How can this mindset change? Uglova is clear about the Soviet Union’s impact on her intellectual development: “I don’t think I would be a libertarian if I hadn’t been born in Moscow.” But she added that her experiences as an American were also instrumental in her conversion to libertarianism. Because her family was fortunate enough to have a comfortable lifestyle, and she had nothing to compare it with, for a long time she did not see her childhood in Russia as particularly unfree. She left Russia with her family in 1992, when she was eight years old. But on a return visit to Russia as a teenager, her impressions changed. “I realized what a sham it was and how pathetic it was compared to living conditions in America.”
This experience, she says, confirmed to her the power of the free market, and the power of ideas to create social change. “People given access to ideas will realize there are other means.” Uglova now puts that philosophy into practice at Cato, where she records interviews with Cato scholars and then beams these ideas out to the world on the Internet.
But like Krasinskaya, Uglova is disturbed by many Russians’ nostalgia for the old days of communism. According to her, many people over 40 in Russia think, “at least we had money under the Soviet Union; now we have to fend for ourselves.” But she also believes that the younger generation is more “entrepreneurial” and has taken to post–Berlin Wall liberty with more vigor than its elders.

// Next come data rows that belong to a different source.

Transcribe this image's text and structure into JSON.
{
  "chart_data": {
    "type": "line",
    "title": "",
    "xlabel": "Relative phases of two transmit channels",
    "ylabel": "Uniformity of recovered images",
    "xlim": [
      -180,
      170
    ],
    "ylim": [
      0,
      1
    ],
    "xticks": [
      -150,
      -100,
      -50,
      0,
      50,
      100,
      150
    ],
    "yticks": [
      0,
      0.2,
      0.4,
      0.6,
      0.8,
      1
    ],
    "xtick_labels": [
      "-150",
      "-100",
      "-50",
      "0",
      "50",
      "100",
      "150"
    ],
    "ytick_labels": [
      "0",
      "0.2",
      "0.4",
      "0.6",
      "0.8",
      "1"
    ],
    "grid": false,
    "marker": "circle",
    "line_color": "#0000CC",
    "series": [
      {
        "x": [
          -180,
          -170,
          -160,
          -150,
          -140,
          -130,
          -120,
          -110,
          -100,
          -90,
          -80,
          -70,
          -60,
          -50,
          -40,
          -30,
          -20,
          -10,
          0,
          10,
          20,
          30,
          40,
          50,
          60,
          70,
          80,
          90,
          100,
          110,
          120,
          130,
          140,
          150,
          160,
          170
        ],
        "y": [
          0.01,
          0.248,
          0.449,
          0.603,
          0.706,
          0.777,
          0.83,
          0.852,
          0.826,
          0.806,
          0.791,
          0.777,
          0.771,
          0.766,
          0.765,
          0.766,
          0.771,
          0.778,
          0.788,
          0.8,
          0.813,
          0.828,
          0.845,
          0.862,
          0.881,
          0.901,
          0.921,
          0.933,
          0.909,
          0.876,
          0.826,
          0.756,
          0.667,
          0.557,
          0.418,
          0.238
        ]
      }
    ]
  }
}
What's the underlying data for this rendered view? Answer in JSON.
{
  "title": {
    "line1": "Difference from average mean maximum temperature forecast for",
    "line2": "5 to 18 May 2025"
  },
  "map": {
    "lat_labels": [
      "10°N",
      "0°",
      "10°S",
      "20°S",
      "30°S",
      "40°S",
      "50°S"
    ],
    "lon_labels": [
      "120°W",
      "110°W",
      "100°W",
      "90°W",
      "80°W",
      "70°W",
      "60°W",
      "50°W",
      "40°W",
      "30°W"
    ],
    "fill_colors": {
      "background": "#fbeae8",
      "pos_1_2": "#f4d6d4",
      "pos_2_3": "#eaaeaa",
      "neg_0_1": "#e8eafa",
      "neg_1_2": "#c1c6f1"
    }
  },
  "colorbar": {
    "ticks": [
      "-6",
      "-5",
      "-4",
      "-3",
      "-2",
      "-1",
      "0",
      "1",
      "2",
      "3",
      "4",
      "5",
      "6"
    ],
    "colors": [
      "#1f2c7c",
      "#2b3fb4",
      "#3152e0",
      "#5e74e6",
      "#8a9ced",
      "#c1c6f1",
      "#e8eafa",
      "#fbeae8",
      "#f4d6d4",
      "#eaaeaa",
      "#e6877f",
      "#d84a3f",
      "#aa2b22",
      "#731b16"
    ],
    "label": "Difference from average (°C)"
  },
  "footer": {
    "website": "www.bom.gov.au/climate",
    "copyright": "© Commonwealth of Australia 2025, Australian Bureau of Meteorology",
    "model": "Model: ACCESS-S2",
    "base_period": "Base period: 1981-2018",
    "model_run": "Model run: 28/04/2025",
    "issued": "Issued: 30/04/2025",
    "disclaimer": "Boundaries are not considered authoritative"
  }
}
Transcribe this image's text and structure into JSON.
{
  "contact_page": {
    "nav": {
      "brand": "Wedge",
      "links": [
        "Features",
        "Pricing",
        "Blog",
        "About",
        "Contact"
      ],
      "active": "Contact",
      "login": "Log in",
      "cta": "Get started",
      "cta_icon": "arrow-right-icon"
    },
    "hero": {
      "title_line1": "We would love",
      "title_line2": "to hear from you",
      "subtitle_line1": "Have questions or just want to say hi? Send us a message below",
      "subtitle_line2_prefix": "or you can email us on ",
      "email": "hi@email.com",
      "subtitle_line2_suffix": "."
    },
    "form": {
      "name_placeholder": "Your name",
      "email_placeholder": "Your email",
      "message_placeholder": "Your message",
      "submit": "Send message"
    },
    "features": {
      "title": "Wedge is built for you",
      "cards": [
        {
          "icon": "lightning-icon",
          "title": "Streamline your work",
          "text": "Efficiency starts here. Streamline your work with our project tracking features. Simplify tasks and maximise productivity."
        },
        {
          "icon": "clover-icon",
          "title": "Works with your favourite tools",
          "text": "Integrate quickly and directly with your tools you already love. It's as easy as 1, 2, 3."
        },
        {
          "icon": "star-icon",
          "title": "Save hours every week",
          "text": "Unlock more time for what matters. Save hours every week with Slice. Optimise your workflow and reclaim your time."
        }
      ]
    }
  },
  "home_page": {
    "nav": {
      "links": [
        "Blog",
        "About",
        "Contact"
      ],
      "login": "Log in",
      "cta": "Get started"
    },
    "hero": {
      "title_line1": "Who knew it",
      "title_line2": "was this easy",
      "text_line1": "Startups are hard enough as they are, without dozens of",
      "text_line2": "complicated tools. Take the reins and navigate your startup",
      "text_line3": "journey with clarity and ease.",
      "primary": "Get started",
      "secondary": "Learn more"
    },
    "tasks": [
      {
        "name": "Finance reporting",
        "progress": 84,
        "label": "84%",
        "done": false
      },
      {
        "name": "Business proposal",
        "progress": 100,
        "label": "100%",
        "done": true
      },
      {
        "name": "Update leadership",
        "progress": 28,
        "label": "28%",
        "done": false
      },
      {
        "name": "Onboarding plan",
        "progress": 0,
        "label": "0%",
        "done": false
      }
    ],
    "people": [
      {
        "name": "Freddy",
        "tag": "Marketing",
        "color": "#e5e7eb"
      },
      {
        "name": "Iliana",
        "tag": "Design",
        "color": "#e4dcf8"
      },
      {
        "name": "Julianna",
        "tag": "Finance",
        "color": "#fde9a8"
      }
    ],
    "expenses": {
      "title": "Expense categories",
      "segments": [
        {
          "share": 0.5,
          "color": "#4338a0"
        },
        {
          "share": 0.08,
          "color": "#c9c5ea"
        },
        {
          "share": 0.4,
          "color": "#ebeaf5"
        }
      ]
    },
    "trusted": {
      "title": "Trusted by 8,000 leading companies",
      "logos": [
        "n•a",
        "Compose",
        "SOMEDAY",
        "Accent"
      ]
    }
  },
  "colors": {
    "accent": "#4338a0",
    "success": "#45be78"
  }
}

She is not alone in this assessment. Yana Vinnikov, who works in development for Cato, was born in Ukraine in 1982. She left that country for Texas not long before the fall of the Berlin Wall, but on a recent return visit she was impressed by the number of people her age who are also skeptical of government authority. “I think Eastern Europe has more libertarians than anyplace else in the world,” she says.
Vinnikov is hopeful that the former Soviet bloc will continue to supply the United States—and Cato—with young thinkers who have a special insight into the benefits of a free society. “If more of them started coming over, you’d have a lot more libertarians in the United States,” she says.